Ondanks het feit dat de Poolse wet bepaalt dat de minister van Vervoer de middelen ter beschikking moet stellen die nodig zijn voor de werking van de PKBWK, is dit voorschrift te algemeen geformuleerd om het risico uit te sluiten dat de PKBWK wordt gehinderd in de onafhankelijke uitoefening van haar taken.

Hieruit volgt volgens het EU-Hof dat Polen niet alle nodige maatregelen heeft genomen om de organisatorische onafhankelijkheid van de PKBWK te waarborgen ten opzichte van de infrastructuurbeheerder en spoorwegonderneming waarover de minister van Vervoer zeggenschap heeft.

Besluitvorming

Besluiten

De Commissie verwijt Polen dat de PKBWK zich beperkt tot het voorbereiden van de ontwerpbesluiten die het ter goedkeuring aan de minister van Vervoer voorlegt. De Poolse wet schrijft voor dat de leden van de PKBWK bij het vaststellen van resoluties niet gebonden zijn aan instructies met betrekking tot de inhoud daarvan. Uit een andere bepaling volgt dat de PKBWK haar werkzaamheden namens de minister van Vervoer verricht. De PKBWK heeft hierdoor geen echte autonomie bij het opstellen van de verslagen. Dit is nog problematischer omdat de PKBWK ook kampt met het hiervoor weergegeven gebrek aan organisatorische onafhankelijkheid. Hierdoor bestaat het gevaar dat voorrang wordt gegeven aan de belangen van de infrastructuurbeheerder en de spoorwegonderneming waarover de minister van Vervoer zeggenschap heeft.

Publicatie

Elke publicatie van de besluiten van de PKBWK in het officiële bulletin van het ministerie moeten worden goedgekeurd door de minister van Vervoer. Die publiciteit is een van de essentiële doelstellingen van de procedure voor het onderzoeken van spoorwegongevallen. Het kan daarom niet samengaan met de onafhankelijkheid van de besluitvorming dat de minister van Vervoer de officiële bekendmaking kan verhinderen van verslagen waarin bijvoorbeeld wordt gewezen op de verantwoordelijkheid van de infrastructuurbeheerder of spoorwegonderneming voor het spoorwegongeval.
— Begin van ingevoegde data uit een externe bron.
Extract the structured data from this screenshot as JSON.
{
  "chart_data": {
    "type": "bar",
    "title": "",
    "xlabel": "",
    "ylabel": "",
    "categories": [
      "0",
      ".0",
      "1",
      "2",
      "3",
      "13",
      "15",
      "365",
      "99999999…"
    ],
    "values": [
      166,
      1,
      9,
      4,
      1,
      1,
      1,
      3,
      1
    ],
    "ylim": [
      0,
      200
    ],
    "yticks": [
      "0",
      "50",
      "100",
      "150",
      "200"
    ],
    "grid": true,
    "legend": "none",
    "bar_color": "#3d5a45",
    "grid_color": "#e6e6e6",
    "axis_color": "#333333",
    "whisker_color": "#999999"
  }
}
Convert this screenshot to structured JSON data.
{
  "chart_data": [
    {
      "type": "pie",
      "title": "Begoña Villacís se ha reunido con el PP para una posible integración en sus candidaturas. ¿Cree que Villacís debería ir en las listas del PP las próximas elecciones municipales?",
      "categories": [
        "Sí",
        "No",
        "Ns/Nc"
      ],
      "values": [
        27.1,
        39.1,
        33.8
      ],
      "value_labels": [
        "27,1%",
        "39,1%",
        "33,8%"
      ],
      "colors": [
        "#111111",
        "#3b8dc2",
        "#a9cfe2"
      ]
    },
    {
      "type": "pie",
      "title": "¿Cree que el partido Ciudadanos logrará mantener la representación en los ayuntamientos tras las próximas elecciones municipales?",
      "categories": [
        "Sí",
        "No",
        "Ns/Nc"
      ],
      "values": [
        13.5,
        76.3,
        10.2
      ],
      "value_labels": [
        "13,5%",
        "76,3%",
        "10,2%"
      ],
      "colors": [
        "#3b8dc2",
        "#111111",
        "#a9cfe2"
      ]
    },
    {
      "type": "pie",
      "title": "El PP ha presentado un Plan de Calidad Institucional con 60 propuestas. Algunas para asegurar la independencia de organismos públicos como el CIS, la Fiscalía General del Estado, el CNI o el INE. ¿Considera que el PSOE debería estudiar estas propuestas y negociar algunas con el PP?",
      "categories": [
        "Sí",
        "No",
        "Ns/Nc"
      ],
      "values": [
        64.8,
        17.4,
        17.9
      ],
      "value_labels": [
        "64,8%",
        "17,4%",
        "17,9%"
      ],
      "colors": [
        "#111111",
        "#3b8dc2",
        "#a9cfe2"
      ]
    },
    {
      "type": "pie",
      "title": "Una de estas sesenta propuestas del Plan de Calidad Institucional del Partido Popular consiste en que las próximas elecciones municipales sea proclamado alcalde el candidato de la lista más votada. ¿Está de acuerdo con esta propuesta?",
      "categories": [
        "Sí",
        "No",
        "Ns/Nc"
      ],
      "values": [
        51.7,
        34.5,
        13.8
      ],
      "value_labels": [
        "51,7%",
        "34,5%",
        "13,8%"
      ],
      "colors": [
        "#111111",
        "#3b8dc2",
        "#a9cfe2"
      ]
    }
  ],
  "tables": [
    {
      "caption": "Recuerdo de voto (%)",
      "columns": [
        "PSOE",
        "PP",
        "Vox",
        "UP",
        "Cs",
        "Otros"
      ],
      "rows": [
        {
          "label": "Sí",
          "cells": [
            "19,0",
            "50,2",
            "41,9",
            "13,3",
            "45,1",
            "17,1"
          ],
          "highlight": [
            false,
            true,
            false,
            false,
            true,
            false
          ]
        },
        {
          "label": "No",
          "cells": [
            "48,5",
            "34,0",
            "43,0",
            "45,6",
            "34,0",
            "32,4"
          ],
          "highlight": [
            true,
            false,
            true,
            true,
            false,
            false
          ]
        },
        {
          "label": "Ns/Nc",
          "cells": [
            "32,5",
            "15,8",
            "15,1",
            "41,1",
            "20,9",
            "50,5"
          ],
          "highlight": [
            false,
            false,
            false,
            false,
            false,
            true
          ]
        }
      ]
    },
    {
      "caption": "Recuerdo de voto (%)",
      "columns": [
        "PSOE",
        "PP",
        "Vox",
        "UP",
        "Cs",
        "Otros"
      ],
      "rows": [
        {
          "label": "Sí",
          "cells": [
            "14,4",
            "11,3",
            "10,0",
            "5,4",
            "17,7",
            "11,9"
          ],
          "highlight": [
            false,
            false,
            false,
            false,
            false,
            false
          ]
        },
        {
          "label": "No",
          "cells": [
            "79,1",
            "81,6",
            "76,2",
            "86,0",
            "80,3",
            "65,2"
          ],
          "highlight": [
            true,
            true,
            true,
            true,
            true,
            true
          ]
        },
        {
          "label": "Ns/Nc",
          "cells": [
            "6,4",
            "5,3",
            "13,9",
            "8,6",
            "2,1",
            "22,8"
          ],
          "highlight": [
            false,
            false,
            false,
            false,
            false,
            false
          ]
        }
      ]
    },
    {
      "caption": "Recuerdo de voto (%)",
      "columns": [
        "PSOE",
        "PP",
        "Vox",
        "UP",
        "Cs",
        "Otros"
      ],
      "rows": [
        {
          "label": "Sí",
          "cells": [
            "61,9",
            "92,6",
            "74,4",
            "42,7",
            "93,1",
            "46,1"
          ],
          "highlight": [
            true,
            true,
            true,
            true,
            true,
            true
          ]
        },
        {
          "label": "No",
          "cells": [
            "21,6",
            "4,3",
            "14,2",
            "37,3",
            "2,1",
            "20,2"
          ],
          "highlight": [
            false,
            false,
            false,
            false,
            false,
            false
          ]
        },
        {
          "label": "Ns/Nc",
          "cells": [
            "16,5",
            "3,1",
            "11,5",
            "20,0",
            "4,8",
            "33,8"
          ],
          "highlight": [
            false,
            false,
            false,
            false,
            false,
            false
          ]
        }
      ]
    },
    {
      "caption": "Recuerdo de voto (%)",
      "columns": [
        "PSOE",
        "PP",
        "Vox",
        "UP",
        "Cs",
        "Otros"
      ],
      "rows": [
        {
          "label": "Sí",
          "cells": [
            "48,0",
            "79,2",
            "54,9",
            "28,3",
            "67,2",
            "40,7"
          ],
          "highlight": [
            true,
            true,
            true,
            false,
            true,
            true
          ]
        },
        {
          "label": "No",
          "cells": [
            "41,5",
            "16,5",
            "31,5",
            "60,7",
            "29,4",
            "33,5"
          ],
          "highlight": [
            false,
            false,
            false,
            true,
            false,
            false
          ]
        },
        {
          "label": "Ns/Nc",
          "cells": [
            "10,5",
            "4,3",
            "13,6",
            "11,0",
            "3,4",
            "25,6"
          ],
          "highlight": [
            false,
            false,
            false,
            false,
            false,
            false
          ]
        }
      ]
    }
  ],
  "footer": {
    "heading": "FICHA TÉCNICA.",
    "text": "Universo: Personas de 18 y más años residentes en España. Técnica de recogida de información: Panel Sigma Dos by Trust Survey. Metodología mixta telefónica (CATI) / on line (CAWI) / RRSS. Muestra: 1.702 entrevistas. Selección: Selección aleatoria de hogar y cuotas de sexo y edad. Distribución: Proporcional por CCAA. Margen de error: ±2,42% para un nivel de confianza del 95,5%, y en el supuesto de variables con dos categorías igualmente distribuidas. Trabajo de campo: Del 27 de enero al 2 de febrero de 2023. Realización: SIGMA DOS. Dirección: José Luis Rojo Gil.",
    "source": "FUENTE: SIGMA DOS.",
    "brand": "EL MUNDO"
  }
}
Het EU-Hof concludeert hieruit dat Polen de onafhankelijkheid van de PKBWK op het gebied van de besluitvorming niet heeft gewaarborgd ten aanzien van de infrastructuurbeheerder en de spoorwegonderneming waarover de minister van Vervoer zeggenschap heeft.

Oordeel EU-Hof

Uit het voorgaande blijkt dat Polen niet de maatregelen heeft genomen die nodig zijn om - wat de organisatie en besluitvorming betreft - de onafhankelijkheid van het onderzoeksorgaan te waarborgen ten opzichte van de spoorwegonderneming en de spoorweginfrastructuurbeheerder waarover de minister van Vervoer zeggenschap heeft. Polen is daarom haar verplichtingen op basis van artikel 21(1) van de richtlijn niet nagekomen.